Henri Maccheroni était fasciné par les grands Maîtres, de Léonard de Vinci à Picasso, en passant, bien évidemment, par Monet, Manet et Malevitch. C’est pour cette raison qu’il a bien souvent « annoté » et réinterprété l’histoire de l’Art.

06

EROS ET THANATOS

Le sexe et la mort, c’est-à-dire la « vie » et la mort, occupent une place centrale dans l’œuvre d’Henri Maccheroni. Si dans ce domaine, les « portraits de sexe » présentent une place centrale, de nombreuses créations constituent un travail singulier.

Regardez ces images : bien peu d’artistes ont eu le don de saisir le regard comme le fit Henri Maccheroni, et ce au travers d’une telle diversité de formes, de styles et de matériaux.

Jean Khalfa

Professeur d’Histoire de la pensée française

Trinity College de Cambridge

Quelle que soit l’œuvre ou la période de cette production incessante, nul ne résiste à cette fascination. Quel est son secret ? Au bord autant qu’au cœur des formes dont il joue, Maccheroni sait toujours révéler une prolifération de particules, d’aspérités, de singularités, comme en appel d’une forme désirée ou bien prophétisant la décomposition de celles qui ont été données. S’il commence avec le défini, il aboutit au grain et à la surface : l’architecture classique d’une villa impériale à Rome, ou bien les ruines de Tipaza sont photographiées sous des angles soulignant ensemble leur géométrie pure et la texture de leur décadence; les gratte-ciels de New York réfléchissent d’autres gratte-ciel, s’entrecroisant en réseaux qui donneront ensuite une série de peintures de surfaces minutieusement carrelées où la grille des photos se fondra dans des plans granuleux de gris argenté. Inversement, lorsqu’il se concentre sur l’apparence de l’informe il y révèle inlassablement des virtualités de sens.

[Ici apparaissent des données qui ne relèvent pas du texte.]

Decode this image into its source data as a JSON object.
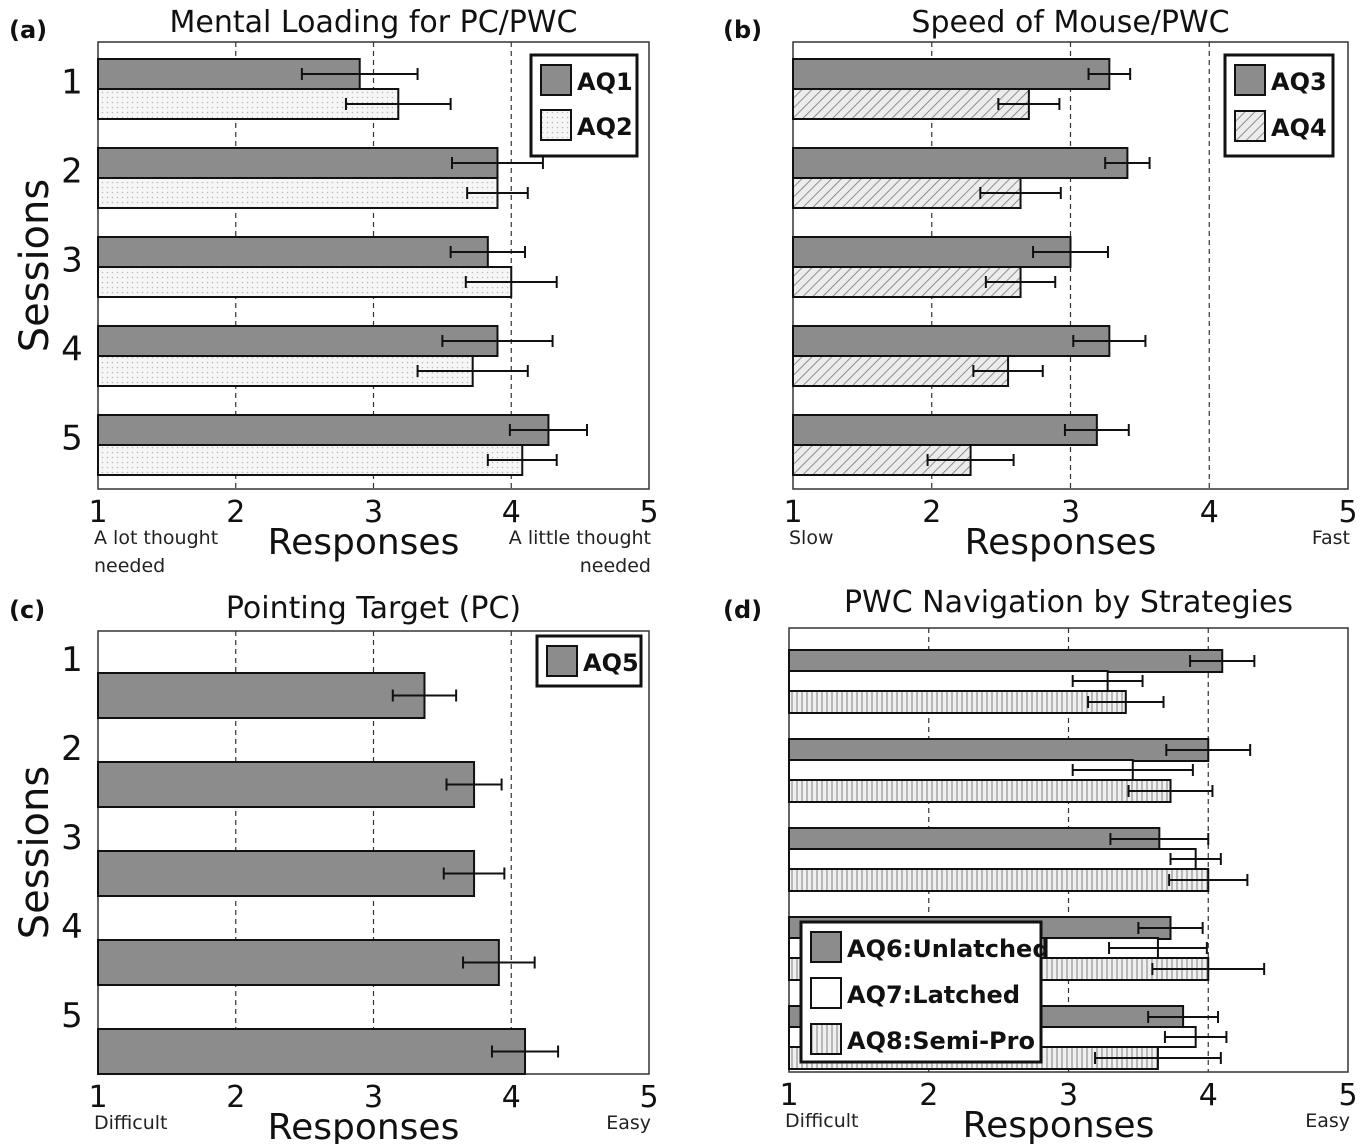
{
  "chart_data": [
    {
      "type": "bar",
      "panel": "(a)",
      "title": "Mental Loading for PC/PWC",
      "xlabel": "Responses",
      "ylabel": "Sessions",
      "categories": [
        "1",
        "2",
        "3",
        "4",
        "5"
      ],
      "xticks": [
        "1",
        "2",
        "3",
        "4",
        "5"
      ],
      "xlim": [
        1,
        5
      ],
      "left_anchor": [
        "A lot thought",
        "needed"
      ],
      "right_anchor": [
        "A little thought",
        "needed"
      ],
      "series": [
        {
          "name": "AQ1",
          "values": [
            2.9,
            3.9,
            3.83,
            3.9,
            4.27
          ],
          "err": [
            0.42,
            0.33,
            0.27,
            0.4,
            0.28
          ],
          "pattern": "gray"
        },
        {
          "name": "AQ2",
          "values": [
            3.18,
            3.9,
            4.0,
            3.72,
            4.08
          ],
          "err": [
            0.38,
            0.22,
            0.33,
            0.4,
            0.25
          ],
          "pattern": "dots"
        }
      ],
      "legend": "top-right"
    },
    {
      "type": "bar",
      "panel": "(b)",
      "title": "Speed of Mouse/PWC",
      "xlabel": "Responses",
      "ylabel": "",
      "categories": [
        "1",
        "2",
        "3",
        "4",
        "5"
      ],
      "xticks": [
        "1",
        "2",
        "3",
        "4",
        "5"
      ],
      "xlim": [
        1,
        5
      ],
      "left_anchor": [
        "Slow"
      ],
      "right_anchor": [
        "Fast"
      ],
      "series": [
        {
          "name": "AQ3",
          "values": [
            3.28,
            3.41,
            3.0,
            3.28,
            3.19
          ],
          "err": [
            0.15,
            0.16,
            0.27,
            0.26,
            0.23
          ],
          "pattern": "gray"
        },
        {
          "name": "AQ4",
          "values": [
            2.7,
            2.64,
            2.64,
            2.55,
            2.28
          ],
          "err": [
            0.22,
            0.29,
            0.25,
            0.25,
            0.31
          ],
          "pattern": "diag"
        }
      ],
      "legend": "top-right"
    },
    {
      "type": "bar",
      "panel": "(c)",
      "title": "Pointing Target (PC)",
      "xlabel": "Responses",
      "ylabel": "Sessions",
      "categories": [
        "1",
        "2",
        "3",
        "4",
        "5"
      ],
      "xticks": [
        "1",
        "2",
        "3",
        "4",
        "5"
      ],
      "xlim": [
        1,
        5
      ],
      "left_anchor": [
        "Difficult"
      ],
      "right_anchor": [
        "Easy"
      ],
      "series": [
        {
          "name": "AQ5",
          "values": [
            3.37,
            3.73,
            3.73,
            3.91,
            4.1
          ],
          "err": [
            0.23,
            0.2,
            0.22,
            0.26,
            0.24
          ],
          "pattern": "gray"
        }
      ],
      "legend": "top-right"
    },
    {
      "type": "bar",
      "panel": "(d)",
      "title": "PWC Navigation by Strategies",
      "xlabel": "Responses",
      "ylabel": "",
      "categories": [
        "1",
        "2",
        "3",
        "4",
        "5"
      ],
      "xticks": [
        "1",
        "2",
        "3",
        "4",
        "5"
      ],
      "xlim": [
        1,
        5
      ],
      "left_anchor": [
        "Difficult"
      ],
      "right_anchor": [
        "Easy"
      ],
      "series": [
        {
          "name": "AQ6:Unlatched",
          "values": [
            4.1,
            4.0,
            3.65,
            3.73,
            3.82
          ],
          "err": [
            0.23,
            0.3,
            0.35,
            0.23,
            0.25
          ],
          "pattern": "gray"
        },
        {
          "name": "AQ7:Latched",
          "values": [
            3.28,
            3.46,
            3.91,
            3.64,
            3.91
          ],
          "err": [
            0.25,
            0.43,
            0.18,
            0.35,
            0.22
          ],
          "pattern": "white"
        },
        {
          "name": "AQ8:Semi-Pro",
          "values": [
            3.41,
            3.73,
            4.0,
            4.0,
            3.64
          ],
          "err": [
            0.27,
            0.3,
            0.28,
            0.4,
            0.45
          ],
          "pattern": "vlines"
        }
      ],
      "legend": "bottom-left"
    }
  ]
}
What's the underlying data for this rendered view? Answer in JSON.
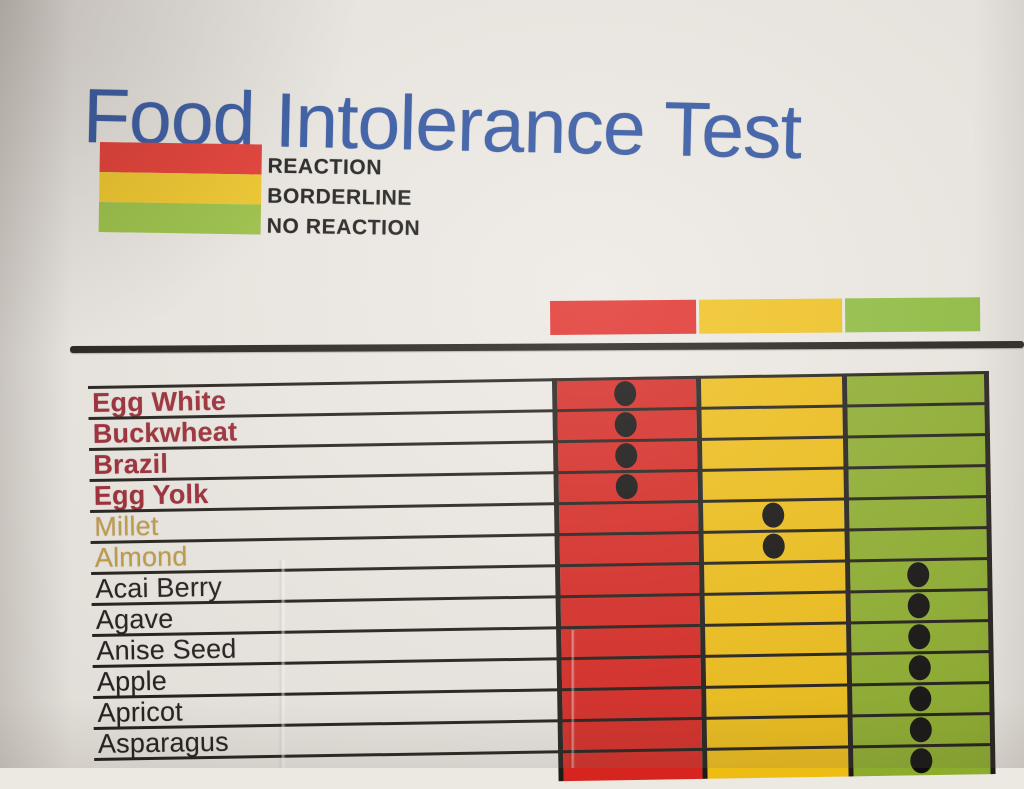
{
  "title": "Food Intolerance Test",
  "legend": {
    "items": [
      {
        "label": "REACTION",
        "color": "#e63229"
      },
      {
        "label": "BORDERLINE",
        "color": "#f2c71e"
      },
      {
        "label": "NO REACTION",
        "color": "#97c03c"
      }
    ]
  },
  "header_bar": {
    "segments": [
      {
        "name": "reaction",
        "color": "#e02b25"
      },
      {
        "name": "borderline",
        "color": "#f0c11a"
      },
      {
        "name": "no_reaction",
        "color": "#8cbb3a"
      }
    ]
  },
  "table": {
    "categories": {
      "reaction": {
        "label_color": "#9b2531",
        "bold": true,
        "column": "reaction"
      },
      "borderline": {
        "label_color": "#bf9a40",
        "bold": false,
        "column": "borderline"
      },
      "no_reaction": {
        "label_color": "#1d1c1a",
        "bold": false,
        "column": "no_reaction"
      }
    },
    "column_colors": {
      "reaction": "#d6251f",
      "borderline": "#eebd14",
      "no_reaction": "#8cad2b"
    },
    "rows": [
      {
        "food": "Egg White",
        "category": "reaction"
      },
      {
        "food": "Buckwheat",
        "category": "reaction"
      },
      {
        "food": "Brazil",
        "category": "reaction"
      },
      {
        "food": "Egg Yolk",
        "category": "reaction"
      },
      {
        "food": "Millet",
        "category": "borderline"
      },
      {
        "food": "Almond",
        "category": "borderline"
      },
      {
        "food": "Acai Berry",
        "category": "no_reaction"
      },
      {
        "food": "Agave",
        "category": "no_reaction"
      },
      {
        "food": "Anise Seed",
        "category": "no_reaction"
      },
      {
        "food": "Apple",
        "category": "no_reaction"
      },
      {
        "food": "Apricot",
        "category": "no_reaction"
      },
      {
        "food": "Asparagus",
        "category": "no_reaction"
      },
      {
        "food": "",
        "category": "no_reaction"
      }
    ]
  },
  "colors": {
    "title_blue": "#2b51a0",
    "paper": "#ece8e2",
    "line_black": "#1e1a15",
    "dot_black": "#0f0e0c"
  }
}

Les sinuosités épaisses de l’écorce d’un tronc d’arbre soudainement fascinent, engendrant un visage, le plissement d’un sexe tatoué, le torse lacéré d’un de ses christs. D’une matière, d’une texture, ou d’une couleur, savamment agencées dans le travail avec le graveur nait directement la forme d’un signe possible et donc la virtualité d’un sens et d’une histoire. En leur présence étonnante ces images réfutent instantanément l’idée que l’absence soit au cœur du désir. La subversion de Maccheroni est celle d’un matérialiste (ou, comme il le dit, d’un matériologiste) : rien n’est au-delà pour lui, ou l’au-delà est tout entier ici. Inlassable, il ne cesse de re-produire ou de libérer dans ses séries picturales et au fil des pages des nombreux livres auxquels il a participé, toute la richesse d’un réel que les pouvoirs, le commerce, la religion n’ont fait que censurer, terriblement appauvrir. Dans ce qu’il appelait son archéologie du signe, dans l’apparente facilité mais aussi la remarquable maîtrise d’un artiste généreux, qui savait donner autant qu’apprendre à voir, tout ce qui est perçu désormais prend sens.